JR: How do you see the field of text analytics evolving? Have there been any surprises in the past couple of years?
SG: Of course technical capabilities continue to improve, moving into real-time processing, into more languages and business domains and functions, offering wider information-extraction capabilities including for subjective data (opinions and emotions), temporal events, and facts and relationships.
But it’s funny, I can’t think of any surprises, well, not on the technology front. On the business front, I’m pretty amazed that neither Microsoft nor Oracle has any text-analytics market presence at this point. SAP and IBM have it, and HP is buying it with the Autonomy acquisition.
IBM’s Watson Jeopardy-playing system, which relies on natural-language processing to feed its knowledge base and parse questions, marked an inflection point, pointing the way toward wide enterprise adoption. Watson demonstrated key directions: Question answering, integrated analysis of text and other data forms, data-based reasoning, even language generation. Look for those capabilities and others to develop and hit commercial markets in coming years.
JR: What are the critical elements of a text analytics strategy? And how much does this approach change between analyzing social media or private data text?
SG: I see three critical elements in any organization’s text-analytics strategy:
- You have to identify information with significant business value in text sources.
- You have to figure out what techniques and tools will best help you get at that information and transform it to create business insight.
- You have to understand how you’re going to use what you’ve learned to improve and optimize business processes, to better reach business goals, whatever they may be.
In practice, an organization is going to step through that list backwards. For instance, you might say, “We need to improve customer experience in order to win new customers, boost satisfaction, and decrease churn” (all of which, of course, contribute to competiveness and profitability). Given the customer (as opposed to market) focus, you might decide that analysis of surveys, contact-center notes, and other customer interactions, linked to transactional records and customer profiles, is the way to go. As for information you should be looking for, you might try to extract the basic Who, What, When, Where, How of each, individual interactions, classified by product, touch point, customer profile, and experience, in order to look for satisfaction and dissatisfaction causes and remedies.

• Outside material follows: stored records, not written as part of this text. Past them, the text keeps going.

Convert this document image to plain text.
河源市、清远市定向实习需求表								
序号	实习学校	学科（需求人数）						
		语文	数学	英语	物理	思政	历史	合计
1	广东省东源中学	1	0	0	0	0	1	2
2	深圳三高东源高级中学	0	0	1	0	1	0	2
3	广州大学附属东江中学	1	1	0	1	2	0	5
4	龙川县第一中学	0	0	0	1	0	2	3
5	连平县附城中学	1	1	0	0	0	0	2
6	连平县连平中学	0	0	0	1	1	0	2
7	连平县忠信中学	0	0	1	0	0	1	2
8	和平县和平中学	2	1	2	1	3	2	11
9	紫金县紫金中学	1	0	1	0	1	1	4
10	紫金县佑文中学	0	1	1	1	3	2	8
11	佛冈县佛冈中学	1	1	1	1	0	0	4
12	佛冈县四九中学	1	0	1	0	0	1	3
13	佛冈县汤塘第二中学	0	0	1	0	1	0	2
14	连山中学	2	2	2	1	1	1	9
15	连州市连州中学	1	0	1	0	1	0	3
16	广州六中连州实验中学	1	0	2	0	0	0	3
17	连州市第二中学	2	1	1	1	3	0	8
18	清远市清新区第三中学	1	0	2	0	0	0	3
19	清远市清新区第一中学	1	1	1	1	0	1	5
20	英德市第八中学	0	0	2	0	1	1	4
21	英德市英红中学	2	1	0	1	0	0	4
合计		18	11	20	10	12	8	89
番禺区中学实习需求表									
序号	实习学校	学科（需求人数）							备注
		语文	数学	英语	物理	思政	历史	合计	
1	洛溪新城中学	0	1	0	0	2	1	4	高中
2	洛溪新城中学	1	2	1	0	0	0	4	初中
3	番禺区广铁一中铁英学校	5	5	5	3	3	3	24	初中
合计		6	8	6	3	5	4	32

What you shouldn’t do is start with “People are talking about our products on Twitter and Facebook. How can we get them to say nice things?”, which is not sensible, not strategic.
JR: For people who want to read more about your thinking on text analytics and sentiment analysis, where should they go?
SG: Simplest is to just point folks to my Twitter account, @sethgrimes , where they can find a link to a site with a whole bunch of links. I’d also point people to my Vimeo account where I have speaker videos posted from last April’s New York Sentiment Analysis Symposium and last October’s Smart Content conference, which focused on content analytics.
By the way, readers who’d like to attend the up-coming, November 9 sentiment symposium, can use the registration code FOAF100 for a $100 discount, and you can get $200 off the November 10-11 text summit with the code SETH33. Thanks again for the opportunity to talk about all this stuff!
JR: Thanks for your time, Seth, and good luck with your upcoming events!